If our project makes it out of the laboratory we have to consider the risk of test kits to the environment. Of course it is not allowed to contaminate the environment with genetically modified organsims. Therefore we planned to use a box with dried bacteria that are activated by putting water on them. After few hours they show the metal concentrations. The box can be closed watertightly for transport and autoclaved. If any bacteria would be set free by accident, they are not likely to survive because the used strains have defects in the DNA-repair system and biotin-synthesis. Also their antibiotic resistances are a disadvantage in an environment without antibiotics.



  • If your response to any of the questions above is yes:
    • Explain how you addressed these issues in project design and while conducting laboratory work.
    • Describe and document safety, security, health and/or environmental issues as you submit your parts to the Registry.

We don't expect any of our planned BioBricks to raise any special safety issues since none of it is pathogenic.
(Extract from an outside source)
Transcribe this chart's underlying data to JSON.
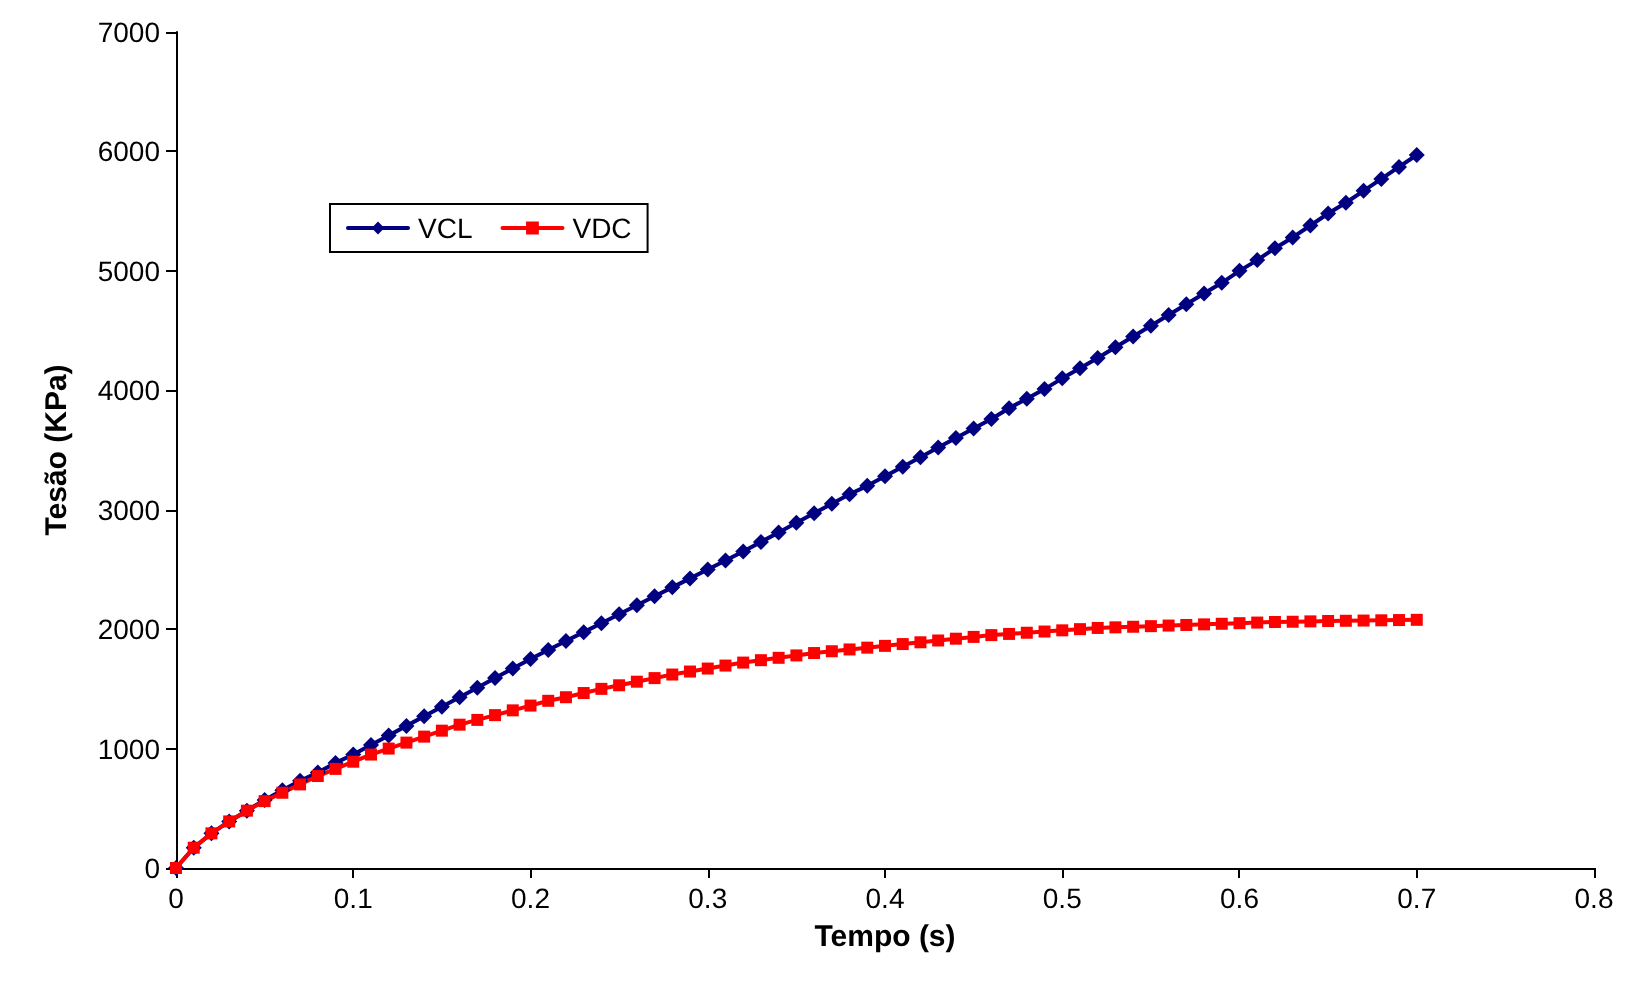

  • Under what biosafety provisions will / do you operate?
    • Does your institution have its own biosafety rules and if so what are they? Provide a link to them online if possible.
    • Does your institution have an Institutional Biosafety Committee or equivalent group? If yes, have you discussed your project with them? Describe any concerns or changes that were made based on this review.
    • Will / did you receive any biosafety and/or lab training before beginning your project? If so, describe this training.
    • Does your country have national biosafety regulations or guidelines? If so, provide a link to them online if possible.
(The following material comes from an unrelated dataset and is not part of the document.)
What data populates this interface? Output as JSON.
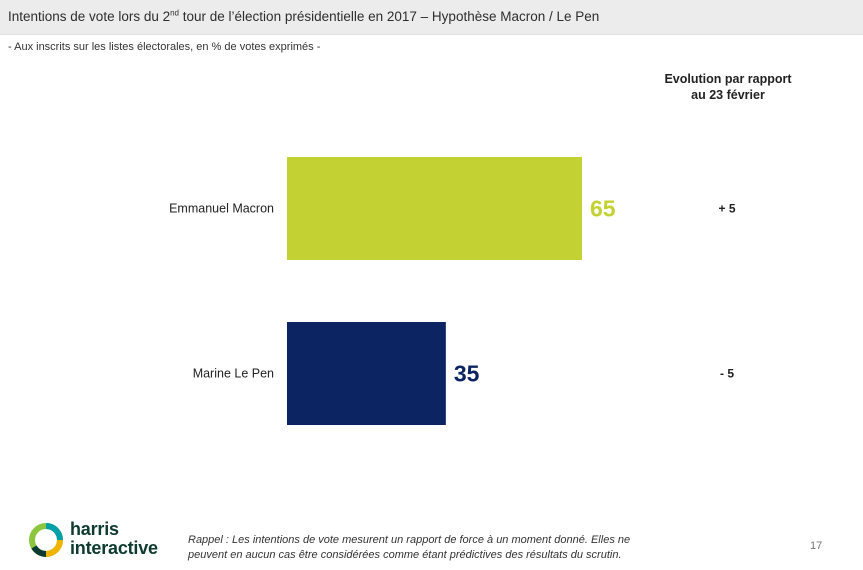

At the faculty of biology we have biosafety groups for each area of research. Since we work in the field of microbiology and synthetic biology PD Dr. Ralf Heermann and Prof. Dr. Heinrich Jung are the responsible commissioners for our team.

We talked to several professors about our project and none of them had concerns about the biosafety of our biobricks. But we should be careful not to contaminate the environment with our kit, that's why we thought of the watertight boxes to transport GM-bacteria-contaminated probes.
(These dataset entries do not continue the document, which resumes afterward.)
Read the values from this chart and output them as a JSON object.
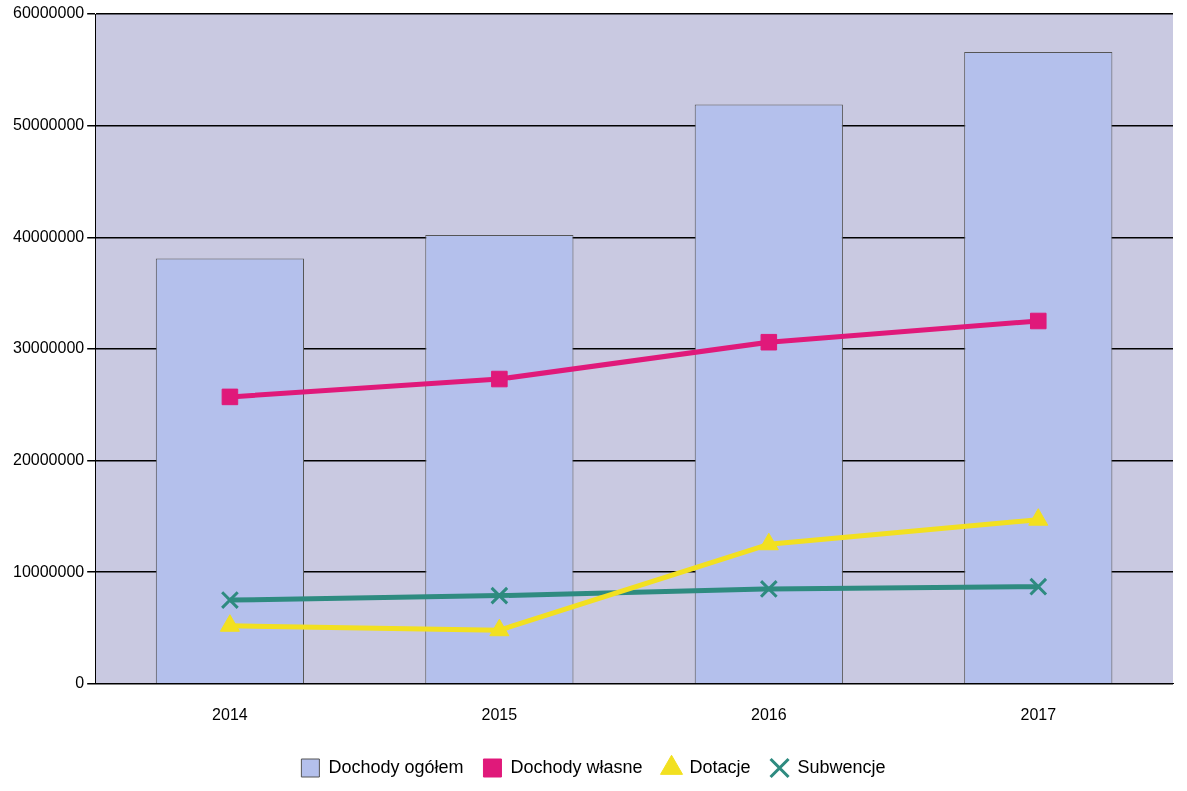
{
  "chart_data": {
    "type": "bar",
    "categories": [
      "2014",
      "2015",
      "2016",
      "2017"
    ],
    "series": [
      {
        "name": "Dochody ogółem",
        "color": "#b4c0ec",
        "values": [
          38100000,
          40200000,
          51900000,
          56600000
        ]
      },
      {
        "name": "Dochody własne",
        "type": "line",
        "color": "#e0197a",
        "marker": "square",
        "values": [
          25700000,
          27300000,
          30600000,
          32500000
        ]
      },
      {
        "name": "Dotacje",
        "type": "line",
        "color": "#f2e020",
        "marker": "triangle",
        "values": [
          5200000,
          4800000,
          12500000,
          14700000
        ]
      },
      {
        "name": "Subwencje",
        "type": "line",
        "color": "#2e8b80",
        "marker": "cross",
        "values": [
          7500000,
          7900000,
          8500000,
          8700000
        ]
      }
    ],
    "ylim": [
      0,
      60000000
    ],
    "yticks": [
      0,
      10000000,
      20000000,
      30000000,
      40000000,
      50000000,
      60000000
    ],
    "grid": "y",
    "legend": "bottom"
  }
}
Before we started to work in our lab, Prof. Dr. Mascher gave us a biosyfety training. He told us about possible dangers in the lab and how to react in a case of emergency. We learned where the fire extinguishers and fire blankets are and hoe to use the emergency shower and the eye douche. For our own safety we should not work alone (or at least tell someone that you are here). Furthermore we were told the general rules while working with GMOs. We keep the windows closed and autoclave contaminated waste. We wear labcoats and sometimes goggles. After leaving the lab, we wash and desinfect our hands.

Germany has signed and ratified the [http://www.cbd.int/doc/legal/cartagena-protocol-en.pdf Cartagena Biosafety Protocol]. This protocol ensures safe handling, use and transfer of genetically modified organisms. Furthermore, we have our own laws and guidelines for biosafety here. For example, all laboratories which are handling GMOs have a designated biosafety level, which is stated in a genetic engineering decree (Gentechnik Sicherheitsverordnung).




  • Do you have any other ideas how to deal with safety issues that could be useful for future iGEM competitions?

How could parts, devices and systems be made even safer through biosafety engineering?


To improve the safety while working with (hazardous) biobricks a new kind of biobrick backbone should be established. Every potentially pathogenic or hazardous biobrick should be cloned in a special backbone containing the sequences of the present backbones (ORI, resistance cassette,restriction sites ...) AND an inducible killing gene cassette. This killing cassette (e.g. ccdB in E. coli with an exchanged promotor or bak for eukaryotic cells) is induced by a normaly absent reagent that could easily be added in case of contamination. Adding this reagent would result in an expression of the killing gene, which leads to the death of the (pathogenic) cells containing the biobrick plasmid.